Seguindo uma estrutura aparentemente tradicional, intercalando entrevistas, depoimentos e imagens colhidas ao longo da viagem, o longa-metragem absorve vários elementos do documentário moderno. Em primeiro lugar, o diretor faz questão de narrar o filme em primeira pessoa, negando a costumeira impessoalidade do gênero e assumindo que seu filme é apenas um ponto de vista entre muitos outros possíveis.

Outro elemento importante é que o realizador consegue dar o mesmo peso ao “objeto” estudado e à voz do “especialista”. As palavras de Paulo Vanzolini têm a mesma importância que as entrevistas realizadas com os moradores da região, como Raimundo e Joaquim. São sabedorias diferentes e complementares — uma não é superior à outra. Isso se explica, em parte, pela própria curiosidade de Vanzolini — que é genuína e reflete a paixão pelo “objeto” — e também pela abertura que os moradores locais têm em relação à presença da câmera.

No rio das amazonas não fala só da natureza local,mas, sobretudo, da presença humana na região, narrada a partir da necessária perspectiva histórica, sem perder de vista o tempo presente. A diversidade biológica é tão fascinante quanto a sabedoria e a tecnologia resultantes da mistura de culturas do índio e das várias populações que migraram para a região. A canoa, por exemplo, é como um“prolongamento do corpo humano”, nas palavras de Vanzolini, “algo difícil de ser entendido pelo homem urbano”.

A construção de uma canoa, aliás, é o tema central de Cidadão jatobá, de Maria Luiza Aboim, curtametragem que também faz parte deste programa. Todo realizado no Alto Xingu, o filme traz imagens da complexa fabricação da embarcação a partir da retirada da casca de uma árvore. Enquanto observamos o trabalho dos índios, ouvimos o depoimento de Marcos Terena, que relata suas dificuldades em relação à própria identidade. Terena quer estudar e se profissionalizar, mas, para tanto, precisa pedir sua emancipação e abdicar de sua condição indígena. “Não me vejo como cidadão brasileiro, mas como tutelado do estado”, ele afirma.
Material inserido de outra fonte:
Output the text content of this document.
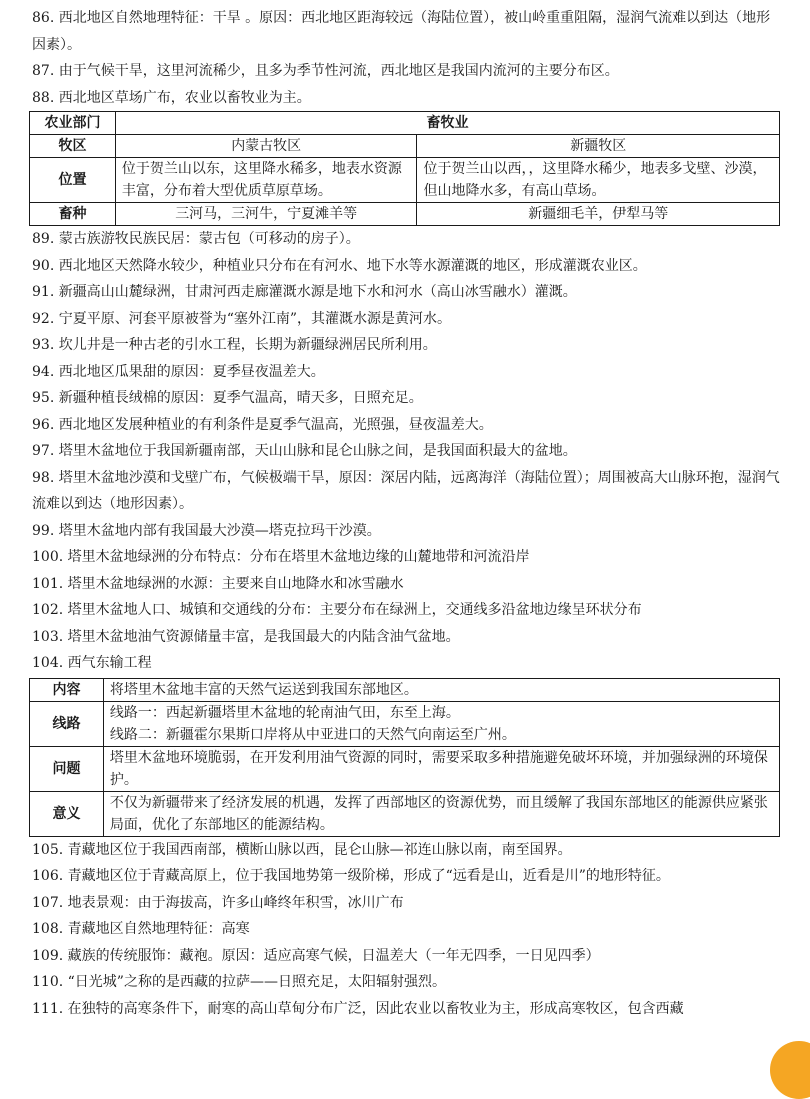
86. 西北地区自然地理特征：干旱 。原因：西北地区距海较远（海陆位置），被山岭重重阻隔，湿润气流难以到达（地形因素）。
87. 由于气候干旱，这里河流稀少，且多为季节性河流，西北地区是我国内流河的主要分布区。
88. 西北地区草场广布，农业以畜牧业为主。
农业部门	畜牧业	
牧区	内蒙古牧区	新疆牧区
位置	位于贺兰山以东，这里降水稀多，地表水资源丰富，分布着大型优质草原草场。	位于贺兰山以西，，这里降水稀少，地表多戈壁、沙漠，但山地降水多，有高山草场。
畜种	三河马，三河牛，宁夏滩羊等	新疆细毛羊，伊犁马等
89. 蒙古族游牧民族民居：蒙古包（可移动的房子）。
90. 西北地区天然降水较少，种植业只分布在有河水、地下水等水源灌溉的地区，形成灌溉农业区。
91. 新疆高山山麓绿洲，甘肃河西走廊灌溉水源是地下水和河水（高山冰雪融水）灌溉。
92. 宁夏平原、河套平原被誉为“塞外江南”，其灌溉水源是黄河水。
93. 坎儿井是一种古老的引水工程，长期为新疆绿洲居民所利用。
94. 西北地区瓜果甜的原因：夏季昼夜温差大。
95. 新疆种植長绒棉的原因：夏季气温高，晴天多，日照充足。
96. 西北地区发展种植业的有利条件是夏季气温高，光照强，昼夜温差大。
97. 塔里木盆地位于我国新疆南部，天山山脉和昆仑山脉之间，是我国面积最大的盆地。
98. 塔里木盆地沙漠和戈壁广布，气候极端干旱，原因：深居内陆，远离海洋（海陆位置）；周围被高大山脉环抱，湿润气流难以到达（地形因素）。
99. 塔里木盆地内部有我国最大沙漠—塔克拉玛干沙漠。
100. 塔里木盆地绿洲的分布特点：分布在塔里木盆地边缘的山麓地带和河流沿岸
101. 塔里木盆地绿洲的水源：主要来自山地降水和冰雪融水
102. 塔里木盆地人口、城镇和交通线的分布：主要分布在绿洲上，交通线多沿盆地边缘呈环状分布
103. 塔里木盆地油气资源储量丰富，是我国最大的内陆含油气盆地。
104. 西气东输工程
内容	将塔里木盆地丰富的天然气运送到我国东部地区。
线路	线路一：西起新疆塔里木盆地的轮南油气田，东至上海。
线路二：新疆霍尔果斯口岸将从中亚进口的天然气向南运至广州。

问题	塔里木盆地环境脆弱，在开发利用油气资源的同时，需要采取多种措施避免破坏环境，并加强绿洲的环境保护。
意义	不仅为新疆带来了经济发展的机遇，发挥了西部地区的资源优势，而且缓解了我国东部地区的能源供应紧张局面，优化了东部地区的能源结构。
105. 青藏地区位于我国西南部，横断山脉以西，昆仑山脉—祁连山脉以南，南至国界。
106. 青藏地区位于青藏高原上，位于我国地势第一级阶梯，形成了“远看是山，近看是川”的地形特征。
107. 地表景观：由于海拔高，许多山峰终年积雪，冰川广布
108. 青藏地区自然地理特征：高寒
109. 藏族的传统服饰：藏袍。原因：适应高寒气候，日温差大（一年无四季，一日见四季）
110. “日光城”之称的是西藏的拉萨——日照充足，太阳辐射强烈。
111. 在独特的高寒条件下，耐寒的高山草甸分布广泛，因此农业以畜牧业为主，形成高寒牧区，包含西藏
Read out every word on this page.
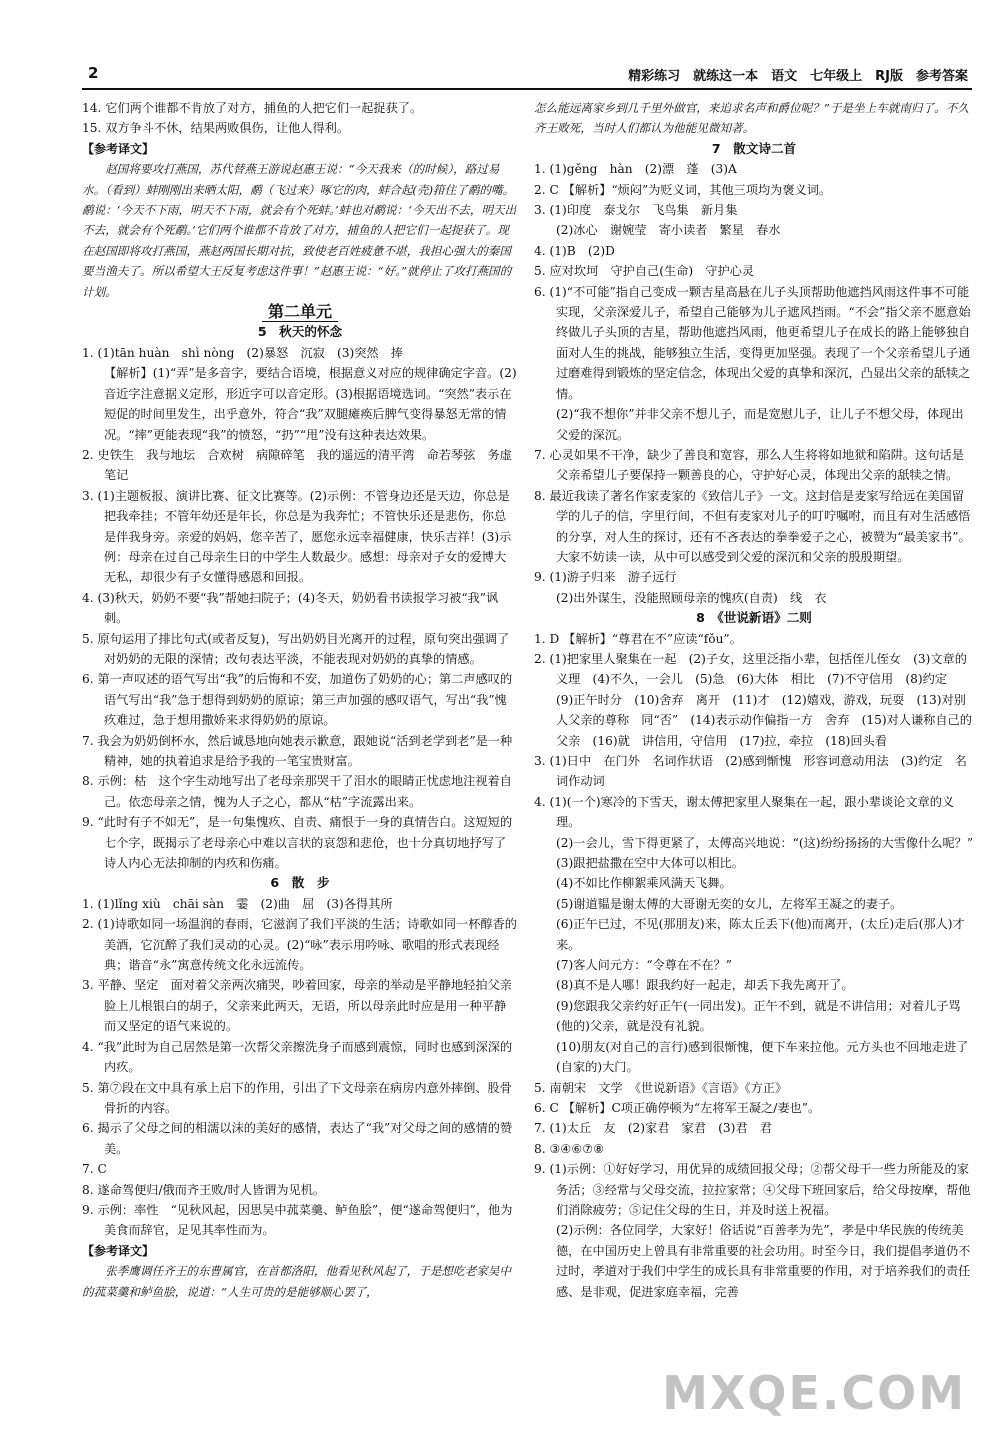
2	精彩练习　就练这一本　语文　七年级上　RJ版　参考答案
14. 它们两个谁都不肯放了对方，捕鱼的人把它们一起捉获了。
15. 双方争斗不休，结果两败俱伤，让他人得利。
【参考译文】
　　赵国将要攻打燕国，苏代替燕王游说赵惠王说：“今天我来（的时候），路过易水。（看到）蚌刚刚出来晒太阳，鹬（飞过来）啄它的肉，蚌合起(壳)箝住了鹬的嘴。鹬说：‘今天不下雨，明天不下雨，就会有个死蚌。’蚌也对鹬说：‘今天出不去，明天出不去，就会有个死鹬。’它们两个谁都不肯放了对方，捕鱼的人把它们一起捉获了。现在赵国即将攻打燕国，燕赵两国长期对抗，致使老百姓疲惫不堪，我担心强大的秦国要当渔夫了。所以希望大王反复考虑这件事！”赵惠王说：“好。”就停止了攻打燕国的计划。
第二单元
5　秋天的怀念
1. (1)tān huàn　shì nòng　(2)暴怒　沉寂　(3)突然　捧
【解析】(1)“弄”是多音字，要结合语境，根据意义对应的规律确定字音。(2)音近字注意据义定形，形近字可以音定形。(3)根据语境选词。“突然”表示在短促的时间里发生，出乎意外，符合“我”双腿瘫痪后脾气变得暴怒无常的情况。“摔”更能表现“我”的愤怒，“扔”“甩”没有这种表达效果。
2. 史铁生　我与地坛　合欢树　病隙碎笔　我的遥远的清平湾　命若琴弦　务虚笔记
3. (1)主题板报、演讲比赛、征文比赛等。(2)示例：不管身边还是天边，你总是把我牵挂；不管年幼还是年长，你总是为我奔忙；不管快乐还是悲伤，你总是伴我身旁。亲爱的妈妈，您辛苦了，愿您永远幸福健康，快乐吉祥！(3)示例：母亲在过自己母亲生日的中学生人数最少。感想：母亲对子女的爱博大无私，却很少有子女懂得感恩和回报。
4. (3)秋天，奶奶不要“我”帮她扫院子；(4)冬天，奶奶看书读报学习被“我”讽刺。
5. 原句运用了排比句式(或者反复)，写出奶奶目光离开的过程，原句突出强调了对奶奶的无限的深情；改句表达平淡，不能表现对奶奶的真挚的情感。
6. 第一声叹述的语气写出“我”的后悔和不安，加道伤了奶奶的心；第二声感叹的语气写出“我”急于想得到奶奶的原谅；第三声加强的感叹语气，写出“我”愧疚难过，急于想用撒娇来求得奶奶的原谅。
7. 我会为奶奶倒杯水，然后诚恳地向她表示歉意，跟她说“活到老学到老”是一种精神，她的执着追求是给予我的一笔宝贵财富。
8. 示例：枯　这个字生动地写出了老母亲那哭干了泪水的眼睛正忧虑地注视着自己。依恋母亲之情，愧为人子之心，都从“枯”字流露出来。
9. “此时有子不如无”，是一句集愧疚、自责、痛恨于一身的真情告白。这短短的七个字，既揭示了老母亲心中难以言状的哀怨和悲伧，也十分真切地抒写了诗人内心无法抑制的内疚和伤痛。
6　散　步
1. (1)lǐng xiù　chāi sàn　霎　(2)曲　屈　(3)各得其所
2. (1)诗歌如同一场温润的春雨，它滋润了我们平淡的生活；诗歌如同一杯醇香的美酒，它沉醉了我们灵动的心灵。(2)“咏”表示用吟咏、歌唱的形式表现经典；谐音“永”寓意传统文化永远流传。
3. 平静、坚定　面对着父亲两次痛哭，吵着回家，母亲的举动是平静地轻拍父亲脸上儿根银白的胡子，父亲来此两天，无语，所以母亲此时应是用一种平静而又坚定的语气来说的。
4. “我”此时为自己居然是第一次帮父亲擦洗身子而感到震惊，同时也感到深深的内疚。
5. 第⑦段在文中具有承上启下的作用，引出了下文母亲在病房内意外摔倒、股骨骨折的内容。
6. 揭示了父母之间的相濡以沫的美好的感情，表达了“我”对父母之间的感情的赞美。
7. C
8. 遂命驾便归/俄而齐王败/时人皆谓为见机。
9. 示例：率性　“见秋风起，因思吴中菰菜羹、鲈鱼脍”，便“遂命驾便归”，他为美食而辞官，足见其率性而为。
【参考译文】
　　张季鹰调任齐王的东曹属官，在首都洛阳，他看见秋风起了，于是想吃老家吴中的菰菜羹和鲈鱼脍，说道：“人生可贵的是能够顺心罢了，
怎么能远离家乡到几千里外做官，来追求名声和爵位呢？”于是坐上车就南归了。不久齐王败死，当时人们都认为他能见微知著。
7　散文诗二首
1. (1)gěng　hàn　(2)漂　蓬　(3)A
2. C 【解析】“烦闷”为贬义词，其他三项均为褒义词。
3. (1)印度　泰戈尔　飞鸟集　新月集
(2)冰心　谢婉莹　寄小读者　繁星　春水
4. (1)B　(2)D
5. 应对坎坷　守护自己(生命)　守护心灵
6. (1)“不可能”指自己变成一颗吉星高悬在儿子头顶帮助他遮挡风雨这件事不可能实现，父亲深爱儿子，希望自己能够为儿子遮风挡雨。“不会”指父亲不愿意始终做儿子头顶的吉星，帮助他遮挡风雨，他更希望儿子在成长的路上能够独自面对人生的挑战，能够独立生活，变得更加坚强。表现了一个父亲希望儿子通过磨难得到锻炼的坚定信念，体现出父爱的真挚和深沉，凸显出父亲的舐犊之情。
(2)“我不想你”并非父亲不想儿子，而是宽慰儿子，让儿子不想父母，体现出父爱的深沉。
7. 心灵如果不干净，缺少了善良和宽容，那么人生将将如地狱和陷阱。这句话是父亲希望儿子要保持一颗善良的心，守护好心灵，体现出父亲的舐犊之情。
8. 最近我读了著名作家麦家的《致信儿子》一文。这封信是麦家写给远在美国留学的儿子的信，字里行间，不但有麦家对儿子的叮咛嘱咐，而且有对生活感悟的分享，对人生的探讨，还有不吝表达的拳拳爱子之心，被赞为“最美家书”。大家不妨读一读，从中可以感受到父爱的深沉和父亲的殷殷期望。
9. (1)游子归来　游子远行
(2)出外谋生，没能照顾母亲的愧疚(自责)　线　衣
8　《世说新语》二则
1. D 【解析】“尊君在不”应读“fǒu”。
2. (1)把家里人聚集在一起　(2)子女，这里泛指小辈，包括侄儿侄女　(3)文章的义理　(4)不久，一会儿　(5)急　(6)大体　相比　(7)不守信用　(8)约定　(9)正午时分　(10)舍弃　离开　(11)才　(12)嬉戏，游戏，玩耍　(13)对别人父亲的尊称　同“否”　(14)表示动作偏指一方　舍弃　(15)对人谦称自己的父亲　(16)就　讲信用，守信用　(17)拉，牵拉　(18)回头看
3. (1)日中　在门外　名词作状语　(2)感到惭愧　形容词意动用法　(3)约定　名词作动词
4. (1)(一个)寒冷的下雪天，谢太傅把家里人聚集在一起，跟小辈谈论文章的义理。
(2)一会儿，雪下得更紧了，太傅高兴地说：“(这)纷纷扬扬的大雪像什么呢？”
(3)跟把盐撒在空中大体可以相比。
(4)不如比作柳絮乘风满天飞舞。
(5)谢道韫是谢太傅的大哥谢无奕的女儿，左将军王凝之的妻子。
(6)正午已过，不见(那朋友)来，陈太丘丢下(他)而离开，(太丘)走后(那人)才来。
(7)客人问元方：“令尊在不在？”
(8)真不是人哪！跟我约好一起走，却丢下我先离开了。
(9)您跟我父亲约好正午(一同出发)。正午不到，就是不讲信用；对着儿子骂(他的)父亲，就是没有礼貌。
(10)朋友(对自己的言行)感到很惭愧，便下车来拉他。元方头也不回地走进了(自家的)大门。
5. 南朝宋　文学　《世说新语》《言语》《方正》
6. C 【解析】C项正确停顿为“左将军王凝之/妻也”。
7. (1)太丘　友　(2)家君　家君　(3)君　君
8. ③④⑥⑦⑧
9. (1)示例：①好好学习，用优异的成绩回报父母；②帮父母干一些力所能及的家务活；③经常与父母交流，拉拉家常；④父母下班回家后，给父母按摩，帮他们消除疲劳；⑤记住父母的生日，并及时送上祝福。
(2)示例：各位同学，大家好！俗话说“百善孝为先”，孝是中华民族的传统美德，在中国历史上曾具有非常重要的社会功用。时至今日，我们提倡孝道仍不过时，孝道对于我们中学生的成长具有非常重要的作用，对于培养我们的责任感、是非观，促进家庭幸福，完善
MXQE.COM
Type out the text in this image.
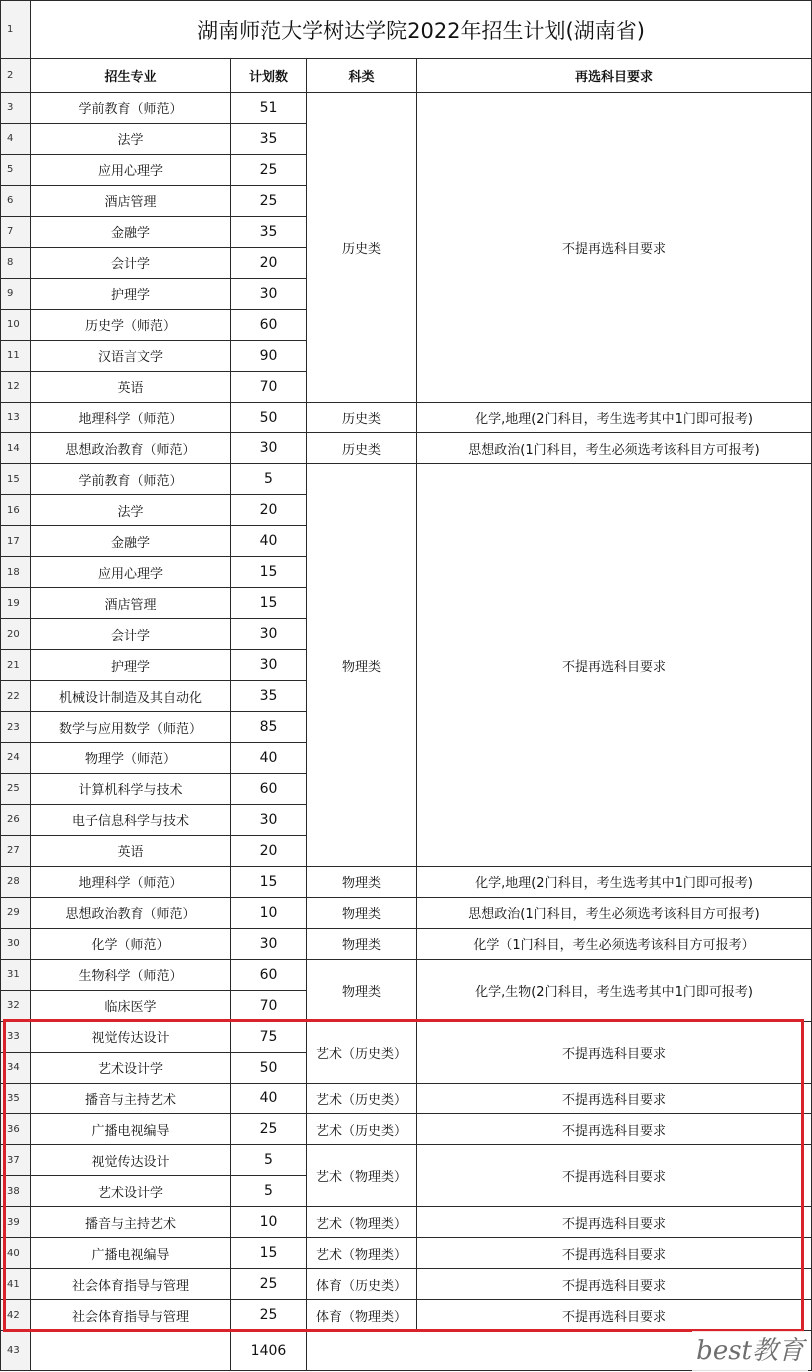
1	湖南师范大学树达学院2022年招生计划(湖南省)			
2	招生专业	计划数	科类	再选科目要求
3	学前教育（师范）	51	历史类	不提再选科目要求
4	法学	35		
5	应用心理学	25		
6	酒店管理	25		
7	金融学	35		
8	会计学	20		
9	护理学	30		
10	历史学（师范）	60		
11	汉语言文学	90		
12	英语	70		
13	地理科学（师范）	50	历史类	化学,地理(2门科目，考生选考其中1门即可报考)
14	思想政治教育（师范）	30	历史类	思想政治(1门科目，考生必须选考该科目方可报考)
15	学前教育（师范）	5	物理类	不提再选科目要求
16	法学	20		
17	金融学	40		
18	应用心理学	15		
19	酒店管理	15		
20	会计学	30		
21	护理学	30		
22	机械设计制造及其自动化	35		
23	数学与应用数学（师范）	85		
24	物理学（师范）	40		
25	计算机科学与技术	60		
26	电子信息科学与技术	30		
27	英语	20		
28	地理科学（师范）	15	物理类	化学,地理(2门科目，考生选考其中1门即可报考)
29	思想政治教育（师范）	10	物理类	思想政治(1门科目，考生必须选考该科目方可报考)
30	化学（师范）	30	物理类	化学（1门科目，考生必须选考该科目方可报考）
31	生物科学（师范）	60	物理类	化学,生物(2门科目，考生选考其中1门即可报考)
32	临床医学	70		
33	视觉传达设计	75	艺术（历史类）	不提再选科目要求
34	艺术设计学	50		
35	播音与主持艺术	40	艺术（历史类）	不提再选科目要求
36	广播电视编导	25	艺术（历史类）	不提再选科目要求
37	视觉传达设计	5	艺术（物理类）	不提再选科目要求
38	艺术设计学	5		
39	播音与主持艺术	10	艺术（物理类）	不提再选科目要求
40	广播电视编导	15	艺术（物理类）	不提再选科目要求
41	社会体育指导与管理	25	体育（历史类）	不提再选科目要求
42	社会体育指导与管理	25	体育（物理类）	不提再选科目要求
43		1406			best教育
No aparente “descompasso” entre o que se vê e o que se ouve, Cidadão jatobá também apresenta inovações ao formato documental.

Cada um a seu modo, No rio das amazonas e Cidadão jatobá discutem questões fundamentais que estão ausentes da mídia e do cotidiano de um Brasil urbanizado, e que tem tanta dificuldade de olhar para si e compreender sua infinita complexidade.